Healthy, happy Doan enjoying goal-scoring resurgence
SCOTTSDALE, Ariz. -- Shane Doan is off to the second-best start of his 18-year NHL career as far as goal scoring. With eight goals in his first 18 games, the Coyotes captain is on pace to eclipse his career-high for goals in a season, which was 31 in the 2008-09 season.
Oh, yeah. Doan turned 37 in October. What gives?
"Honestly, I feel young again," he said.
There are multiple reasons for that feeling.
"His mind is fresh and his body is healed," Coyotes coach Dave Tippett said. "He had some medical issues taken care of in the off-season, and then, when you look at how hard he's worked to help this franchise find stability here and all the hours he put in during the lockout, he's had a lot on his plate the past couple seasons."
Doan had double-hernia surgery this summer that he admitted Monday had actually been bothering him for two seasons, not just last season.
"When you're hurt, you feel older," he said. "Everything is a big effort. It feels like work."
Doan suffered his first hernia in 2000, then another in 2001. Those were surgically repaired with an old medical technique where mesh is used to fix the tears. The mesh has a shelf life of 10-12 years, so Doan finally saw a Philadelphia-based doctor this summer to undergo another hernia repair procedure that has done wonders for his body.
So has the absence of the ownership saga, which dragged on for four years. Doan rolls his eyes when asked how many times he was asked about the club's long-term prognosis in the Valley.
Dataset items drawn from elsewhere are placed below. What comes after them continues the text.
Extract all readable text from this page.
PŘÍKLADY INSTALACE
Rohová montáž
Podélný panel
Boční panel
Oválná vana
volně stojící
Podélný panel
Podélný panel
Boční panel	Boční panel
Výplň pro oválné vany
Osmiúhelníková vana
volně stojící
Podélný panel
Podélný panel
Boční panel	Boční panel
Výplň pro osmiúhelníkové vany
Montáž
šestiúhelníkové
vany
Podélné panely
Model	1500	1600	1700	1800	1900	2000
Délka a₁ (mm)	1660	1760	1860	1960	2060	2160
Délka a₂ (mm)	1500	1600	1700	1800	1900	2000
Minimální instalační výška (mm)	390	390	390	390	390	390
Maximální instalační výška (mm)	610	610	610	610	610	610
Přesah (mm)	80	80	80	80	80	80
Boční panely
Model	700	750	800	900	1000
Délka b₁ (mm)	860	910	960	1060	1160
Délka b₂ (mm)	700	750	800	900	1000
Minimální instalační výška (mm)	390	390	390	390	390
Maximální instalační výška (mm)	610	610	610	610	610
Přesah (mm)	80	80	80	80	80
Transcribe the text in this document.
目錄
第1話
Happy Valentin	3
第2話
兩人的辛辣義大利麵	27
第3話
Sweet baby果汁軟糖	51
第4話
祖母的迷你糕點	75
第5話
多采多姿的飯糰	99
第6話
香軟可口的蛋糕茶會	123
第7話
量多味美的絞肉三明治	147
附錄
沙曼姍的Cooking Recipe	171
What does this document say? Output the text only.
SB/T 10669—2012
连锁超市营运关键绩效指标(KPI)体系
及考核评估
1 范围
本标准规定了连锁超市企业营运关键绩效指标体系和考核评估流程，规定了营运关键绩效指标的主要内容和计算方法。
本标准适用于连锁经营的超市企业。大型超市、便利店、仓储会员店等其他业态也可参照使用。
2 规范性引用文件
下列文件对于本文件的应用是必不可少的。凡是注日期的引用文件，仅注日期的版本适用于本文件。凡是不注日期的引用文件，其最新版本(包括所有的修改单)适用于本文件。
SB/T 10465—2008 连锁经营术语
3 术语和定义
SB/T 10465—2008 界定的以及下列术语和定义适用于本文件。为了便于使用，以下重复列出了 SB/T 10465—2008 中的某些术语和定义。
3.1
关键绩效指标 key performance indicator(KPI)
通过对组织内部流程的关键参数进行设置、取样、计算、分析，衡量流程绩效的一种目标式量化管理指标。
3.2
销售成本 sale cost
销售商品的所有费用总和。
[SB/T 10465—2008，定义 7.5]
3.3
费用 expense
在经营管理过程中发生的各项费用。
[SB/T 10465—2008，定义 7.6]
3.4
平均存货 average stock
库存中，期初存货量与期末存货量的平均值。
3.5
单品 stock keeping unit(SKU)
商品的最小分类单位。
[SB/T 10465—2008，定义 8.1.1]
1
But the blessing and curse of being Shane Doan is that he answered the questions every time, with the same polite and respectful tone you always get from him, even if he secretly wants to strangle you.
Now that those physical and mental hurdles are in the past, Doan is approaching the next chapter of his career like a kid at recess. But it also helps that the Coyotes brought in center Mike Ribeiro to aid the power play, while defensemen Keith Yandle and Oliver Ekman-Larsson have matured into the offensive catalysts the team envisioned when they drafted both.
"I've said it before, but when you look at our back end, those guys don't get enough credit," Doan said. "When you take the reins off of them and let them get after it, they do amazing things."
Tippett can't speak for how Doan was used by previous coaches, but it’s possible that Doan is finally getting a chance to maximize his goal-scoring opportunity because of the personnel that surround him.
"This is probably the most skill he's had in a group to play with when you look at Ribeiro (Antoine) Vermette, (Ekman)-Larsson and Yandle," Tippett said. "The skill level of our group is a little higher and everybody gets dragged into that, everybody gets opportunities from it."
Those opportunities increase with the man advantage. Five of Doan's eight goals this season have come on the power play, That, Doan notes, feels doubly special "after I got shut out in that department last season."
Ribeiro clearly draws attention when he has the puck, but so do Yandle and Ekman-Larsson, which might be creating just a little more space for Doan, who Tippett also thinks is a step quicker with his health in order.
"When you look at those three key guys, they're all left-handed passers, and he's a right-handed shooter, so you can easily put those two things together and figure out why he's finding opportunities," Tippett said. "But he's taking good shots, too, and he's been good at net front (setting up screens). He's done it a lot on the power play, and Yandle and Ekman-Larsson have gotten a lot of pucks through (for redirects or rebounds)."
Six of Doan's eight goals have come with a Yandle assist attached, but Yandle insists he isn't looking for Doan any more than he usually does.
"I always look for him. I know whenever he's on the ice because he can make a difference in a game," Yandle said. "I just think pucks are finding him more, and I don’t know if he gets enough credit for how hard his shot is and how good it is. He works on it every day after practice, and he's 37 years old, which says a lot about the kind of player he is." Doan admits that not scoring in his first five games, and only netting one in his first nine, was frustrating, even if he thinks the well-worn narrative of his slow starts is a bit overplayed.
"Sure it was frustrating. It was driving me crazy," he said. "In the end it doesn't matter if we're winning, but I love scoring goals. I really love scoring goals, and it just wasn't happening."
Goalie Mike Smith and goalie coach Sean Burke both noticed that most of Doan's shots were ending up between two and three feet off the ice where a goalie's hands can easily grab them. Now Doan is working on keeping the shots low or high.
Doan has never been a 35-goal scorer and has only reached 30 twice. While he would like to score 30 again, he isn't nearly as hung up on that as he was earlier in his career.
"When you get older you just understand that there are more important things," he said. "I know who I am as a scorer and as a player, and I'm comfortable with it."
Tippett was asked if there will come a time soon when Doan, the face of this franchise for a decade, will have to accept a lesser role.
"I haven't seen anything to indicate that's where it's headed," he said. "If you’re a team playing against, us he's still one of the key guys you look at."
But Doan knows that day has to come.
"It's good to hear Tip isn't seeing any reason to do it now," he said, laughing, "but when that day comes, I'll be OK with it. As long as I can still contribute."